The unavoidable nature of change
Psychologist says that life happens, and what happens is something called change. So Python is very alive. Years ago there was the issue to change from Python 2 to Python 3, now the issue is to find if a package is compatible to Python 3.5, Python 3.6 or Python 3.7.
The rate of change from Python versions, from QGIS versions and the lack of backward compatibility make the Python change itself a kind of “Guillotine” where all the previous code and packages are not useful. Of course that I do exaggerate, but I guess you get the point of this issue.
Real stories about failure
By sure everyone have their own story, but we can mention some real stories of failure:
You can struggle 2 hours in installing a hydrological delineation package like Pysheds without success, just because the procedure you found on the internet works for Windows 10 but you were on Windows 7.
The Gempy package is amazing for geological modeling with great 3D visualization tools in VTK, but the VTK package is not compatible with Python 3.7, so you have to check for an old Anaconda distribution that supports 3.6.
Rasterio provide great tools for gridded spatial data processing, analysis and representation. The current PIP tools cannot install on a Anaconda distribution, nor even in Conda so you have to use a unofficial python binary wheel that a nice guy from a fluorescence laboratory has compiled.
Solutions that are not solutions
We are not Python core developers, but we get the idea that this problem was always an issue so there are partial solutions to develop the full power of Python in water related topics:
Conda: It is a package, dependency and environment management. The package manager looks for a package , and install it in any operating system (Windows, macOS, Linux). If the package is not available in Conda, you can use the Conda-Forge that is a collection of recipes. However, if the recipe is outdated, your package cannot be installed.
Docker: A higher level of solution and the alternative that Gempy offers for using the package. Docker is a platform to build and run an application in any computer, it actually creates a platform on top of your operating system where you application is deployed and run. The problem is that support for Windows versions other that Windows 10 is limited and requires to turn on some virtualization options on the operating system and on the BIOS to run, steps that are not easy for a non-geek or normal water resources specialist.
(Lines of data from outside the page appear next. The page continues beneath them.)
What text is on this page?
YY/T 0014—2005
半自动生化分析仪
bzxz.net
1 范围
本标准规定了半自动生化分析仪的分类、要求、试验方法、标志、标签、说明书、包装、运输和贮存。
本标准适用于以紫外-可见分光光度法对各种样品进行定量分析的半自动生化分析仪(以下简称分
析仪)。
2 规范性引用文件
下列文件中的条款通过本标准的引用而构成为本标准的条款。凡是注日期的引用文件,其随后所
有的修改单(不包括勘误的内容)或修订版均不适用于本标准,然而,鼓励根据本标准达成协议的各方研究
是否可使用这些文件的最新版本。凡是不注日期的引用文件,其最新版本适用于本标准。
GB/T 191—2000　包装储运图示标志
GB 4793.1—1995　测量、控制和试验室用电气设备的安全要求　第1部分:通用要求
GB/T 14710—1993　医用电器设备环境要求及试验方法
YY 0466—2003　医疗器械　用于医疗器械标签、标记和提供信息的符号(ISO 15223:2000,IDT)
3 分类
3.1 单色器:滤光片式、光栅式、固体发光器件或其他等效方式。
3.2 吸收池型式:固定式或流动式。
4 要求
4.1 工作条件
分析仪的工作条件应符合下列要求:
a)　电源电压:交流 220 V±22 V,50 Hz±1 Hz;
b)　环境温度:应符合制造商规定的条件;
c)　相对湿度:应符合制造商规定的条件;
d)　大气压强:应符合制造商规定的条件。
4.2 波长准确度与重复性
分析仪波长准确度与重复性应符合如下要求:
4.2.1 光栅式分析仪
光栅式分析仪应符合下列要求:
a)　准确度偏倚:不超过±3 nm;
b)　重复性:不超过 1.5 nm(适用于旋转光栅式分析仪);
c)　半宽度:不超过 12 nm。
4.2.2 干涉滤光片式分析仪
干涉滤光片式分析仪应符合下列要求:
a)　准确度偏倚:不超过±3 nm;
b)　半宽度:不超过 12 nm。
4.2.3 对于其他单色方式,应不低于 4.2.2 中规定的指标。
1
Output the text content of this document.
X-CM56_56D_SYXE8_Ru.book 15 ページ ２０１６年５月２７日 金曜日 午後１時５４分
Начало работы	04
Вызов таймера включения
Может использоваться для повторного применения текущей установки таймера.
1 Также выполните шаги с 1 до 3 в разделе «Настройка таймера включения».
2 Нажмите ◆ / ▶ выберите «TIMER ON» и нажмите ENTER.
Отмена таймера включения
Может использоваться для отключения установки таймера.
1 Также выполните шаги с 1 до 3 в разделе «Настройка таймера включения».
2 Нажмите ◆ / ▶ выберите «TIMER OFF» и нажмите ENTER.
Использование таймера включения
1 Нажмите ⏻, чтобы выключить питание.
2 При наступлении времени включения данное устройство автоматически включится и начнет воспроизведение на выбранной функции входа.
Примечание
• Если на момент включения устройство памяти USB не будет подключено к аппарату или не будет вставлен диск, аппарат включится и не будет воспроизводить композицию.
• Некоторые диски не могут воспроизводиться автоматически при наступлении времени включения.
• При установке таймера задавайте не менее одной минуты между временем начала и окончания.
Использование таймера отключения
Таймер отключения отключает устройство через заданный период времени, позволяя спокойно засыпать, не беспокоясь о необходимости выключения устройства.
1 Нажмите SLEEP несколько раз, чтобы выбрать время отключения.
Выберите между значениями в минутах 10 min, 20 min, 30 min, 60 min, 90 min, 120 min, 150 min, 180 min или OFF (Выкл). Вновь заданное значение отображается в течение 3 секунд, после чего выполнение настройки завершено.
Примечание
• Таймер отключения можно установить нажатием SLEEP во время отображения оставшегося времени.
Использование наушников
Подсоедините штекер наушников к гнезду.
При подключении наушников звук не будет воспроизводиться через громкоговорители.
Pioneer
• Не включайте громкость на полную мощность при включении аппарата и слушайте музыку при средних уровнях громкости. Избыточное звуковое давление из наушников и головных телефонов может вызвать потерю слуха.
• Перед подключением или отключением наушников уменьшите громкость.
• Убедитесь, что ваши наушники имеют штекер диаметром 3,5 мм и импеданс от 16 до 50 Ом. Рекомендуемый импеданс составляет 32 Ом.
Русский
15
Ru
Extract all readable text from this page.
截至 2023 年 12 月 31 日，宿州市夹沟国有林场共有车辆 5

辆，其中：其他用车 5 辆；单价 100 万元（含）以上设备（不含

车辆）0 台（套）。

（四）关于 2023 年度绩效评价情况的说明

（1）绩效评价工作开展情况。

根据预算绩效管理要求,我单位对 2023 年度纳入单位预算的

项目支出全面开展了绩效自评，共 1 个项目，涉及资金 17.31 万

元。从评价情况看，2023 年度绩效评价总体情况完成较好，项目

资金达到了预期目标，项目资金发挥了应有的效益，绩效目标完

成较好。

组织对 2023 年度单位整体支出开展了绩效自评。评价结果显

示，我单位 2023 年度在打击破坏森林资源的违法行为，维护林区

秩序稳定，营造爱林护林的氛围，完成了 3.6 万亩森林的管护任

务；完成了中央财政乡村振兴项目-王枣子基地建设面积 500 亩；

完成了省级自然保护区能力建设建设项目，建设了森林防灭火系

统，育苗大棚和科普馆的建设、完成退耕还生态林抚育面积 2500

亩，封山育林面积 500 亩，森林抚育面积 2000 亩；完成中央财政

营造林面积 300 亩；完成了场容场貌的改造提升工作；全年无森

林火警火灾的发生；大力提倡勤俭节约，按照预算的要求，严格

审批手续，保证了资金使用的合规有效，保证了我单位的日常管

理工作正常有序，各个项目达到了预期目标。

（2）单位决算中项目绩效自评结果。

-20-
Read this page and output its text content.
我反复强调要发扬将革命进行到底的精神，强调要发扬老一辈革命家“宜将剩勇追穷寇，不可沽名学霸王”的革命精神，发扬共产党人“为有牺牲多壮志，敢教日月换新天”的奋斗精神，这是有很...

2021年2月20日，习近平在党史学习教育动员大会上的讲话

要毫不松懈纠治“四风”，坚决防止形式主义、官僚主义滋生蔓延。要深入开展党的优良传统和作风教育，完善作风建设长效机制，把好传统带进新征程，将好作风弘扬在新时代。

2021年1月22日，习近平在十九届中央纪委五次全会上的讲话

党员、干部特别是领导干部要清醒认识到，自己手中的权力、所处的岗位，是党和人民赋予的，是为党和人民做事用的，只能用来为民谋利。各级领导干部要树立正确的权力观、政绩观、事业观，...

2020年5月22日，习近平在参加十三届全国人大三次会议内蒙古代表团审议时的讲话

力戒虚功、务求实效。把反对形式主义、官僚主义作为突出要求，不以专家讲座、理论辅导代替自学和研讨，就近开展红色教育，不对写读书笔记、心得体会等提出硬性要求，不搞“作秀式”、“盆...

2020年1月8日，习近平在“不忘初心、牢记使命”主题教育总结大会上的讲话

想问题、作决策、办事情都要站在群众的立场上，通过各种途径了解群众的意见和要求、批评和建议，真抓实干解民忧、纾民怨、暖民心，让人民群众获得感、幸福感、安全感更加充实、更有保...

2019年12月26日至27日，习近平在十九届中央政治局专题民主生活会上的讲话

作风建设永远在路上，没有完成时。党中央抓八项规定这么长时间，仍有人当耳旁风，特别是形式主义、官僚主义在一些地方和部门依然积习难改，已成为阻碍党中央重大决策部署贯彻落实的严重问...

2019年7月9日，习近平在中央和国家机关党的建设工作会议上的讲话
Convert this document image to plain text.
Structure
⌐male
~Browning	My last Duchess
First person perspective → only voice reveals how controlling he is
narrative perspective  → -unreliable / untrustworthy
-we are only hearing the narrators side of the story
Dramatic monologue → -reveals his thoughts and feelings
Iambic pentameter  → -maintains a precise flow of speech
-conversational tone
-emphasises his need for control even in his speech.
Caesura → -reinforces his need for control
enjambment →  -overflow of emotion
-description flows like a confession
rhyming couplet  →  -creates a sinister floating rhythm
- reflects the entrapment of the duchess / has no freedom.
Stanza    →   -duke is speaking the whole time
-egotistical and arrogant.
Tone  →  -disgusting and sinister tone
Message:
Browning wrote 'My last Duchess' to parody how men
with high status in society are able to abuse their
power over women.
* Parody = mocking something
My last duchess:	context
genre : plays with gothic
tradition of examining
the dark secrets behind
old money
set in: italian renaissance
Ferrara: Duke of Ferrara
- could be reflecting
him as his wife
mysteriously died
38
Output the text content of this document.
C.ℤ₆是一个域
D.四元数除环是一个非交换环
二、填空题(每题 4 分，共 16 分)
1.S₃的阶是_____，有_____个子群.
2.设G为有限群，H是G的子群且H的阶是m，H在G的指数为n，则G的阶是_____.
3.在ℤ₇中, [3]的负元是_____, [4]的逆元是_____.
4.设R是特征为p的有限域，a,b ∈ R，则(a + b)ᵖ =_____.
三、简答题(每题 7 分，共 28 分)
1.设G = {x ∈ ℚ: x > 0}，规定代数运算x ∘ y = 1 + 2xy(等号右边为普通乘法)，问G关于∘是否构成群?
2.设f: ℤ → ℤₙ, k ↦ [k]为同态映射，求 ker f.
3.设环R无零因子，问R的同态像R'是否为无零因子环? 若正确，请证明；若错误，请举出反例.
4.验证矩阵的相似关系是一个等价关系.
Digital Ocean: Or any cloud infrastructure provider as Amazon AWS, Google Cloud, Rackspace, etc. You can setup a linux machine on the cloud even with docker and met the specific requirements that your package needs. However this a monthly cost.
More reasonable solution
Last week we did a research on the Point Data Abstraction Library (PDAL) that is something like the geospatial library GDAL but for LIDAR or Drone LAS point clouds. The library has binary distributions for Linux and Windows. With Python and Subprocess package we could get all tools from the library without normal hassle and frustration.
One solution could be that advance packages should be compiled as executables in every operating system and work with arguments to ensure the applicability in every operating system.
More solutions are definitely needed to overcome this dark side of Python.